Houve um tempo em que a guerra se fazia olho no olho.
Matar exigia uma certa disposição para morrer, para ver o próprio sangue misturado ao do inimigo.
Hoje, para muitos, a guerra se parece mais com um jogo virtual. Alguém vê o campo de batalha, logo um campo da morte, numa tela, aperta um botão, a tela é tomada de pó e fumaça, o combate terminou.
Por vezes, o mais perto que se chega do inimigo, logo vítima, é aquela altura de onde aviões de última geração – viajando tranquilos na ausência de artilharia antiaérea – soltam suas bombas inteligentes.
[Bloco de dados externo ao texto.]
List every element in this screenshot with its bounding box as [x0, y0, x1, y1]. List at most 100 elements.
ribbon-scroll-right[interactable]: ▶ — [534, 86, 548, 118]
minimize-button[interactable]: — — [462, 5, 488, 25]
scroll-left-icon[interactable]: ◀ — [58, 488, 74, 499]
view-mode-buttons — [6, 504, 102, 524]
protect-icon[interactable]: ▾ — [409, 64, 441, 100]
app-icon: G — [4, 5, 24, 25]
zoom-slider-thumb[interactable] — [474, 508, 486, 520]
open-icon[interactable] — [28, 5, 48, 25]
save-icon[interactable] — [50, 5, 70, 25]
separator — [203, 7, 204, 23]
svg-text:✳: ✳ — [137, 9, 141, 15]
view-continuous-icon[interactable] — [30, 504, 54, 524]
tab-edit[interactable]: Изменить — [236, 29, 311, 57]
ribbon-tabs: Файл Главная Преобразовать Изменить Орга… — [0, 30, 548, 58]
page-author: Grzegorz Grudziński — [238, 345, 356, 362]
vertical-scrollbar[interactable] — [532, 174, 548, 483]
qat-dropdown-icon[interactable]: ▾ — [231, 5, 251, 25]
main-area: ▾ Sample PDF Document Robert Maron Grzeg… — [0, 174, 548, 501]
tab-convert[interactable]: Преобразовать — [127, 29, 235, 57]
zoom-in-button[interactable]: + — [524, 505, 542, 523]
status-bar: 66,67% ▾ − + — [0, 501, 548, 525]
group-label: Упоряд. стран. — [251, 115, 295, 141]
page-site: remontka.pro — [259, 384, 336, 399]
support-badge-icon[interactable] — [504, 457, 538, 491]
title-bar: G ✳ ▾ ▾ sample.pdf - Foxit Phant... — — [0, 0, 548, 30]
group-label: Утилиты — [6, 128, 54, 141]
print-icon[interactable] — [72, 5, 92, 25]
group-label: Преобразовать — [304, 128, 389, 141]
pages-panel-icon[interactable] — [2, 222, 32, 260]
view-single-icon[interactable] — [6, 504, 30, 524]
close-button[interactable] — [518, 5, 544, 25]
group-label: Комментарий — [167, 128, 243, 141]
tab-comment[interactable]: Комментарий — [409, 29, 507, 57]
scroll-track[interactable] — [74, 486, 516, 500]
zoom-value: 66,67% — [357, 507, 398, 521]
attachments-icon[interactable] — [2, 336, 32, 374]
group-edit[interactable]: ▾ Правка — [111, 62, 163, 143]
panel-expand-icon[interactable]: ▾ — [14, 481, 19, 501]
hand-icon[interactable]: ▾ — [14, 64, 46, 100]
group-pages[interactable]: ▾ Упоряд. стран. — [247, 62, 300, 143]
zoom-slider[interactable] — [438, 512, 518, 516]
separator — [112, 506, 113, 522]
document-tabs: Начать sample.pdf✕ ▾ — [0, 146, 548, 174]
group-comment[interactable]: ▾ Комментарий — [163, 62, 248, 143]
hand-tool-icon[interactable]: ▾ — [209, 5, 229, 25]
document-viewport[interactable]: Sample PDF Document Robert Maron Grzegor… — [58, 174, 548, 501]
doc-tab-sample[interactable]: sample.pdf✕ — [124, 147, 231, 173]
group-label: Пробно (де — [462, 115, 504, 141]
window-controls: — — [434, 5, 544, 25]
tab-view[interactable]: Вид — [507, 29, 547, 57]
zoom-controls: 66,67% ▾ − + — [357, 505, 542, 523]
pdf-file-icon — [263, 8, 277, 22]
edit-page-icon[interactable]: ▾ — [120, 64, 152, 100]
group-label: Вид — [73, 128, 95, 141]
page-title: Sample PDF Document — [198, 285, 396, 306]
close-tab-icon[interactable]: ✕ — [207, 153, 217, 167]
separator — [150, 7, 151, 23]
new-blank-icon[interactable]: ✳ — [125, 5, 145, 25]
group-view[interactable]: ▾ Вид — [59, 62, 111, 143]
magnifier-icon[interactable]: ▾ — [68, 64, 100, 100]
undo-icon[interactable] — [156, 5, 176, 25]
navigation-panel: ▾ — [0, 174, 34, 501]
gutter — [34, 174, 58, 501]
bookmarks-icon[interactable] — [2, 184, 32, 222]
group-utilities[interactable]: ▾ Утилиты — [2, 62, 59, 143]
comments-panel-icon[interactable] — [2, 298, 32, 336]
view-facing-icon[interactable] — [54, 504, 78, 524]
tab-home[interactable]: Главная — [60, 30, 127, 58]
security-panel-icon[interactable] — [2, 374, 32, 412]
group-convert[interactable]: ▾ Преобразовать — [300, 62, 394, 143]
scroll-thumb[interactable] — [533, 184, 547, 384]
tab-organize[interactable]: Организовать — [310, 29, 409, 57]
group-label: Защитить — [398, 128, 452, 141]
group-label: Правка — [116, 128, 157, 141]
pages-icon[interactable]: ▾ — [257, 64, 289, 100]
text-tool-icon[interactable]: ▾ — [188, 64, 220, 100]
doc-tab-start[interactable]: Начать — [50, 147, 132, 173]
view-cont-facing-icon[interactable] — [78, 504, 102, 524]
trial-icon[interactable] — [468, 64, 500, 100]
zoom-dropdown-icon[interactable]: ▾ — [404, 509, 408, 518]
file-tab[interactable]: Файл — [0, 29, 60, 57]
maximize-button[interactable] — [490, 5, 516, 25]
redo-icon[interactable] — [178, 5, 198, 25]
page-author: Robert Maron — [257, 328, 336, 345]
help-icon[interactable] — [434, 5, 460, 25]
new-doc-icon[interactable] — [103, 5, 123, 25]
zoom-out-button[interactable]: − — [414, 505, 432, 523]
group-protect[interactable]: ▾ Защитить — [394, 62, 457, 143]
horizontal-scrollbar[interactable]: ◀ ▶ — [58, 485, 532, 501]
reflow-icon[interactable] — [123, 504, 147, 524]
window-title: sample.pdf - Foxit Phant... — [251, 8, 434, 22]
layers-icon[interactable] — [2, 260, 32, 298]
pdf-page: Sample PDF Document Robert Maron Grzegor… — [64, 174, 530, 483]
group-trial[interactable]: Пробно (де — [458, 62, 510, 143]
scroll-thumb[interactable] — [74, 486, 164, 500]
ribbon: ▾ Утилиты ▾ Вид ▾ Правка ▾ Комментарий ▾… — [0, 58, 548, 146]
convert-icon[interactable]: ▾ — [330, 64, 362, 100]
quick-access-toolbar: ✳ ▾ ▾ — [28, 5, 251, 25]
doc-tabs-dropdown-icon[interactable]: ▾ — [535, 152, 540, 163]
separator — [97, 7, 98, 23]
Em todo caso, quem aperta o botão não corre o risco de se sujar com o sangue do adversário, não pode sentir o cheiro azedo do sangue nem o cheiro da carne humana queimada.
O matar, quando o matador se sabe ao abrigo da morte e quando seus sentidos não são ofendidos pela sujeira da morte, é coisa que se faz com certa leveza.
O matador, seus sentidos assim protegidos, já não tem tolerância à visão do próprio sangue, já não tem qualquer apetite para o risco da própria vida.
A última esperança do negócio sujo da guerra, a ideia, ainda que vertigem, de que se paga com vidas as boas causas, está perdida para esse matador.
Houve um tempo também em que a guerra era coisa de profissionais e de conscritos que, no corpo a corpo, se matavam um a um.
Hoje as bombas inteligentes têm uma predileção especial pelos civis que colhem no atacado.
Em guerras recentes, a assimetria dos meios de que dispunham os lados em disputa produzia centenas ou milhares de mortos civis de cá e alguns quantos combatentes – porque afinal nem todo mundo pode ficar apenas apertando botões – de lá.
A mera matemática, no entanto, não é o juiz da vitória e da derrota.
Um lado já não sabe bem por que luta e mata e já não sabe morrer. O outro luta e morre porque a única outra opção é a da vida indigna.
É assim que o sangue por vezes obtém sua vitória, tão cara, contra a espada.
Há nove anos, entre 12 de julho e 14 de agosto de 2006, no Líbano, e há um ano, entre 12 de junho e 26 de agosto de 2014, em Gaza, o sangue reclamou para si a vitória contra as bombas israelenses.
*Salem Nasser é professor de Direito Internacional da FGV Direito SP.